Capitolo 8 ANALISI TESTUALE

8. La lettura del Bisogno di Reciprocità all'interno dei diversi ordini di grandezza

Nelle giustificazioni fornite dai nostri attori, abbiamo visto come il bisogno dell'esistenza di una forma di reciprocità in presenza di RdE, si manifesti principalmente attraverso delle convenzioni selettive o condizionali, che supponiamo abbiano la funzione di garantire una forma di controllo rassicurante sull'esito incerto della futura relazione.

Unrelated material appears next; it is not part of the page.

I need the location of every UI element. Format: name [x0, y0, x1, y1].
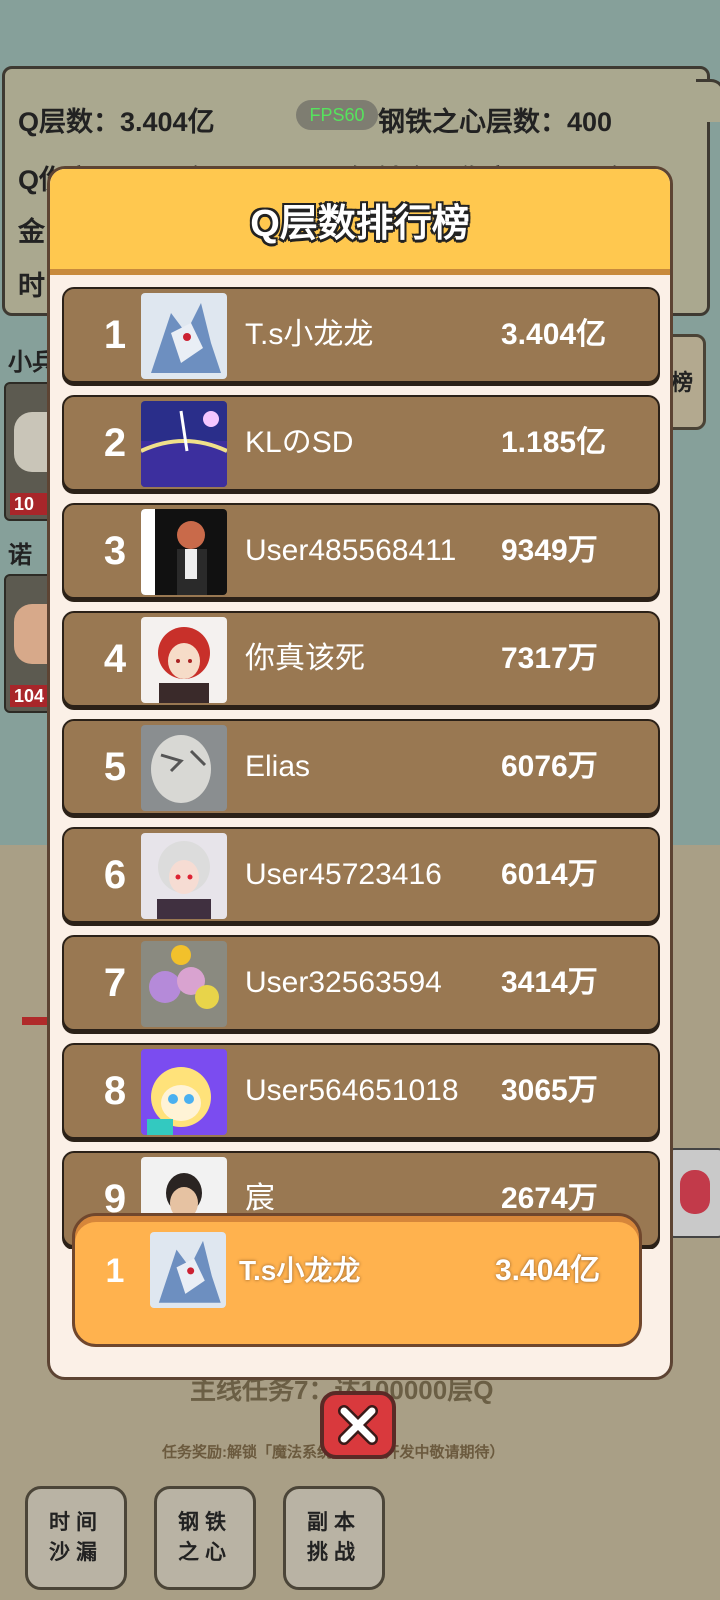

Ed è proprio la sicurezza uno dei principi di giustizia più importanti che caratterizzano l'ordine condizionale e selettivo, insieme all'equità e al lavoro come fine in sé. Ebbene, ci domandiamo da che cosa i nostri attori vogliano essere rassicurati? Per capirlo dobbiamo congiungere il senso morale che i principi di giustizia dell'ordine condizionale e selettivo esprimono al loro campo d'azione, o meglio, al loro mondo comune. La redistribuzione nella sfera delle risorse primarie abbiamo visto come possa essere considerata una pratica che richiama l'aspetto materiale della sopravvivenza nei rapporti sociali di dare/avere. E la garanzia della sopravvivenza, è anche uno dei principi di giustizia emersi. Per un essere naturalmente sociale come è l'uomo, la sopravvivenza è storicamente e biologicamente legata alla cooperazione, all'interazione, ed alla reciprocità. Tuttavia, anche alla luce delle teorie del debito primordiale, avanziamo l'ipotesi che il senso profondo del perché la reciprocità sia una necessità nella sfera materiale dei rapporti di dare/avere della redistribuzione, vada ricercato a cavallo di due bisogni naturali dell'essere umano: la preoccupazione per la conservazione della propria vita e la

necessità di attribuire significati alla realtà. Con questo, non intendiamo fondare una spiegazione

della reciprocità materiale e delle sue funzioni, anche perché il nostro materiale empirico non è né stato tarato su questo obbiettivo, né è in grado di sostenerlo adeguatamente. Tuttavia, non possiamo non notare come anche la nostra analisi del senso morale, ci conduca verso una sorta di scavo semantico, di archeologia del significato che sta alla base del legame che unisce la reciprocità e la dimensione materiale. In questo senso, le modalità di distribuzione delle risorse materiali per la sopravvivenza e la natura dell'ordine sociale sarebbero intimamente connesse. L'attribuzione di un significato alla necessità di reperire le risorse naturali (raccogliendo, cacciando, coltivando, producendo e, in una parola, lavorando) sarebbe così profondamente intrecciata al modo con cui il loro reperimento viene organizzato. Da qui l'importanza del concetto di giustizia per gli esseri umani come nesso e filo conduttore tra l'ordine sociale, l'organizzazione del lavoro che ne deriva, e la reciprocità materiale dei rapporti di dare/avere.111 Un nesso che l'idea di un RdE universale ed

incondizionato sembra portare alla luce, e che la sperimentazione della Mag6 ci ha dato modo di osservare attraverso lo studio del senso morale degli attori che con questa idea si sono voluti cimentare nella pratica.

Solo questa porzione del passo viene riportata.